I was speaking with an entrepreneur the other day who was about to launch several pilots with customers. Depending on the nature of your industry/product, your early potential customers might require a pilot. We were discussing some of the key areas to focus in order to make the pilots successful; here are three areas we discussed:
The most important thing in a pilot is continuing to learn about the ideal customer profile, problem, use case, and value proposition. You are looking for something that is consistent across multiple customers. One way to ensure you get these learnings is to be very hands on and drive engagement with a committed client. Make them part of the brainstorming sessions, watch how they use the product, see how it fits into their workflow, etc. For those doing free pilots, I have seen pitfalls where because it is free there is no incentive to truly participate on the customer side and engagement is little to non-existent. They just keep asking for more work and reports without genuinely being interested (hint, anyone can sign-up for a free pilot to be nice and not really be serious about it). I am a huge fan of paid pilots (even if it’s a trivial amount).
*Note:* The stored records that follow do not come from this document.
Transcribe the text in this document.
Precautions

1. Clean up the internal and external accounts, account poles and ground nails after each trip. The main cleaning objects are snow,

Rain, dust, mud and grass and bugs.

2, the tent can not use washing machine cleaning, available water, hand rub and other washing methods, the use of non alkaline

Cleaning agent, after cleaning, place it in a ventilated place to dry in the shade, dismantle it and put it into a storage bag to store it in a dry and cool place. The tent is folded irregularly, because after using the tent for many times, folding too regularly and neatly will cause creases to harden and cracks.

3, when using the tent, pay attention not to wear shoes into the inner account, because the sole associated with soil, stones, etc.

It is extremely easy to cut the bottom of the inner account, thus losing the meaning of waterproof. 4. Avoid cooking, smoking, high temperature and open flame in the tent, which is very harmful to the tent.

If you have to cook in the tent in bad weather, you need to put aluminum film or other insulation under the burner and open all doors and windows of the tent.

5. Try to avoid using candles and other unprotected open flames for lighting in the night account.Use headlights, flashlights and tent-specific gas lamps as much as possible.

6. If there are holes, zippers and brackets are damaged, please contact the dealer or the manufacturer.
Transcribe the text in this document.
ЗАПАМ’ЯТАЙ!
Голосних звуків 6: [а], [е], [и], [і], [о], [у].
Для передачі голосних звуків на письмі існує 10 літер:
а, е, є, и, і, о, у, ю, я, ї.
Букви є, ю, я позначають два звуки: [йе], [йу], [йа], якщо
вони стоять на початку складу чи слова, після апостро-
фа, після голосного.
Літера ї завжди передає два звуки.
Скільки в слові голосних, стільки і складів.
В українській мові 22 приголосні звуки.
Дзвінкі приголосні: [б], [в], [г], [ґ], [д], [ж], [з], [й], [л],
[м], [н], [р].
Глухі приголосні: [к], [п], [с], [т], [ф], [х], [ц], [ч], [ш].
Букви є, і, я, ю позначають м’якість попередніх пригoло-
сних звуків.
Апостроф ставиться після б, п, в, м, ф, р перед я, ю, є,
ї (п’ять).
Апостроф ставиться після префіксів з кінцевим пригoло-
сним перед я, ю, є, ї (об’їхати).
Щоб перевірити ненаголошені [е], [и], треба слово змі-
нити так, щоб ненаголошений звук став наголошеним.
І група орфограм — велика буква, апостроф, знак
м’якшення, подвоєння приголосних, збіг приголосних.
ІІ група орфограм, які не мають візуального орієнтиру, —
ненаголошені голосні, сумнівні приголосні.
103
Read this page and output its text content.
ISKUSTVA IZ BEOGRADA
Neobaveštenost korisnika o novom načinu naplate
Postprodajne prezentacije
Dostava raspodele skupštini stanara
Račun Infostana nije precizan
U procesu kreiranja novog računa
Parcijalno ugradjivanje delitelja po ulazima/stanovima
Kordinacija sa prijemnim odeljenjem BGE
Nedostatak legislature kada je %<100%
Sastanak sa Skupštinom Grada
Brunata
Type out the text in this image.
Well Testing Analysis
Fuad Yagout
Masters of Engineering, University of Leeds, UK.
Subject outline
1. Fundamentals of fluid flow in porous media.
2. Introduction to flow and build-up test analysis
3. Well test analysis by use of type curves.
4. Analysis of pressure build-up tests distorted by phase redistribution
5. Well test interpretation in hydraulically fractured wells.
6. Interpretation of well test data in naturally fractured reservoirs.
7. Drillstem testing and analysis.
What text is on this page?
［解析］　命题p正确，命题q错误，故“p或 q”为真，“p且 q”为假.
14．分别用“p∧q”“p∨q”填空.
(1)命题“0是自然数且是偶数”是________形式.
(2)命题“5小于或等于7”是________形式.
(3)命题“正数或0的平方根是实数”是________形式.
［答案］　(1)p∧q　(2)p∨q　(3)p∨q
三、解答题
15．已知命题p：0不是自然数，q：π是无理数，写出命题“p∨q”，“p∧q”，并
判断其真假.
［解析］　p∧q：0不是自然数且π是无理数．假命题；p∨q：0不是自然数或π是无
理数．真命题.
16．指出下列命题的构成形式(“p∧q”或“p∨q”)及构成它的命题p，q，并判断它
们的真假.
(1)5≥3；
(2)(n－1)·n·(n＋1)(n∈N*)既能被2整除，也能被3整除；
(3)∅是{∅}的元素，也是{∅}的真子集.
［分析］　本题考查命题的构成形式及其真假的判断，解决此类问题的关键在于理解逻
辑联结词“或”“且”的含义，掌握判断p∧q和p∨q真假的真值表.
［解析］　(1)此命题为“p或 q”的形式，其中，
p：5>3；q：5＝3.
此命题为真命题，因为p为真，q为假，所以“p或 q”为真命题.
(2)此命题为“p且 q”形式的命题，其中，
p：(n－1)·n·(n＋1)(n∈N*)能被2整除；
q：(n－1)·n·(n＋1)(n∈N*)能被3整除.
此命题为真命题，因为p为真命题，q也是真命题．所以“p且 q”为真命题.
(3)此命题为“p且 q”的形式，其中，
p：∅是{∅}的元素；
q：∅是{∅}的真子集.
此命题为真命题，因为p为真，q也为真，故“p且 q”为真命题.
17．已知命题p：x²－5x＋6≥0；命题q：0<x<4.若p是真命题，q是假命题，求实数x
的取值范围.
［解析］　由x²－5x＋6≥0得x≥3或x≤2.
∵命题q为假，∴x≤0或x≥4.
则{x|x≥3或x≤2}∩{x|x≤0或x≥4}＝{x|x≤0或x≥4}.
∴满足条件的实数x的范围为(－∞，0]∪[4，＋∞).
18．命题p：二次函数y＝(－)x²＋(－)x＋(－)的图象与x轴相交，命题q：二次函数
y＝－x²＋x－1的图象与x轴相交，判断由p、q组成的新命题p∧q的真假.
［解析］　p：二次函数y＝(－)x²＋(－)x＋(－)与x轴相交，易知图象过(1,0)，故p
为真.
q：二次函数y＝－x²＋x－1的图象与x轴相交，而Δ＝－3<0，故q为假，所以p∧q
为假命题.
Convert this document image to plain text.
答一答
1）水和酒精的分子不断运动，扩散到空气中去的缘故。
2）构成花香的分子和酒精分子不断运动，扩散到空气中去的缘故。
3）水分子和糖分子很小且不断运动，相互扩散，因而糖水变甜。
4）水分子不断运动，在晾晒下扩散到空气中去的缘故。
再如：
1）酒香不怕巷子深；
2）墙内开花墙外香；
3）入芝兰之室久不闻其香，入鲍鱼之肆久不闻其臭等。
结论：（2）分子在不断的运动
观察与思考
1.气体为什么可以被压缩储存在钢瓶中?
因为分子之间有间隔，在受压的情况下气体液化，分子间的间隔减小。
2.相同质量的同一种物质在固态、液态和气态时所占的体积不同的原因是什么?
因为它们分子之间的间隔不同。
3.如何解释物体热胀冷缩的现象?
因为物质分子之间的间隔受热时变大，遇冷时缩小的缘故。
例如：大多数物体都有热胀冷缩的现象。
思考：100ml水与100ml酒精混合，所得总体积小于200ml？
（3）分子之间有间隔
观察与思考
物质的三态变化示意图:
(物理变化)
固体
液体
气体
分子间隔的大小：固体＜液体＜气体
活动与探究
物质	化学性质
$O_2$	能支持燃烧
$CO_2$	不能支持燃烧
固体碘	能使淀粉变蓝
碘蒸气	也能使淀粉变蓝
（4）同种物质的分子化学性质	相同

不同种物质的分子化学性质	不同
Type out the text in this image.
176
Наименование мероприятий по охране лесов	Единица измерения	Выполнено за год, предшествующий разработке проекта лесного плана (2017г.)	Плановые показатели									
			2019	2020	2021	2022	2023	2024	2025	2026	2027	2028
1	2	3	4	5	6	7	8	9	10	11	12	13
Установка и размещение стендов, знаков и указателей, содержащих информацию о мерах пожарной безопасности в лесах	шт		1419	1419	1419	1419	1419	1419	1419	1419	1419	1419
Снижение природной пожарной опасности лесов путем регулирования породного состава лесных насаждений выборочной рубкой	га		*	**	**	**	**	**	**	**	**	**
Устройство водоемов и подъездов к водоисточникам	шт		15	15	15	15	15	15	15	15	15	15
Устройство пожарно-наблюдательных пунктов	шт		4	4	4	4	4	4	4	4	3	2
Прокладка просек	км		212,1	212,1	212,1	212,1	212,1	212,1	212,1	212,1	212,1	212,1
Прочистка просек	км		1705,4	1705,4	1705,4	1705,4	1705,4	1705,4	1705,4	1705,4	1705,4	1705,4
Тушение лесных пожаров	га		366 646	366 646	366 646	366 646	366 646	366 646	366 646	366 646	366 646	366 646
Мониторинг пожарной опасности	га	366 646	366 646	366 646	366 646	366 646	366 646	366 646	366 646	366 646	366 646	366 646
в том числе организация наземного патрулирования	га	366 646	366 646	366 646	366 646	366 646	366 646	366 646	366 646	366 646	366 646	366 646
If the potential customer truly believes in the problem, they will pay. If they won’t pay a trivial amount, I would question their true belief this is a must-have problem to solve. Paid pilots tend to provide much more feedback and engagement.
When in the pilot, there is a tendency to just work with one point of contact. However, use this pilot as an opportunity to build relationships within the organization. Go down levels to really understand the users, go up levels to really understand the buyers and execs, go across departments to build more rapport and buy-in for use of your solution. The more people at the potential customer org. that support you and your solution, the more likely they are to purchase coming out of the pilot.
Metrics for success
Another common theme I have seen is startups coming out of the pilot feeling it went well, yet the customers are not purchasing. Why the disconnect? When I ask what metrics they were using to measure the success of the pilot, there is often silence. It is important to set up both qualitative and quantitative metrics at the beginning of the pilot to know what defines success at the end. Not only do you learn from the customer about what matters, you can track, measure, and report against this throughout the pilot. This can increase your chance of converting the deal, give you a better chance to adjust mid-pilot, or flag earlier in the process the true reason why they would not purchase your solution.
There are many more nuances to how to run effective pilots, but these were a few areas to pay attention to when launching a pilot.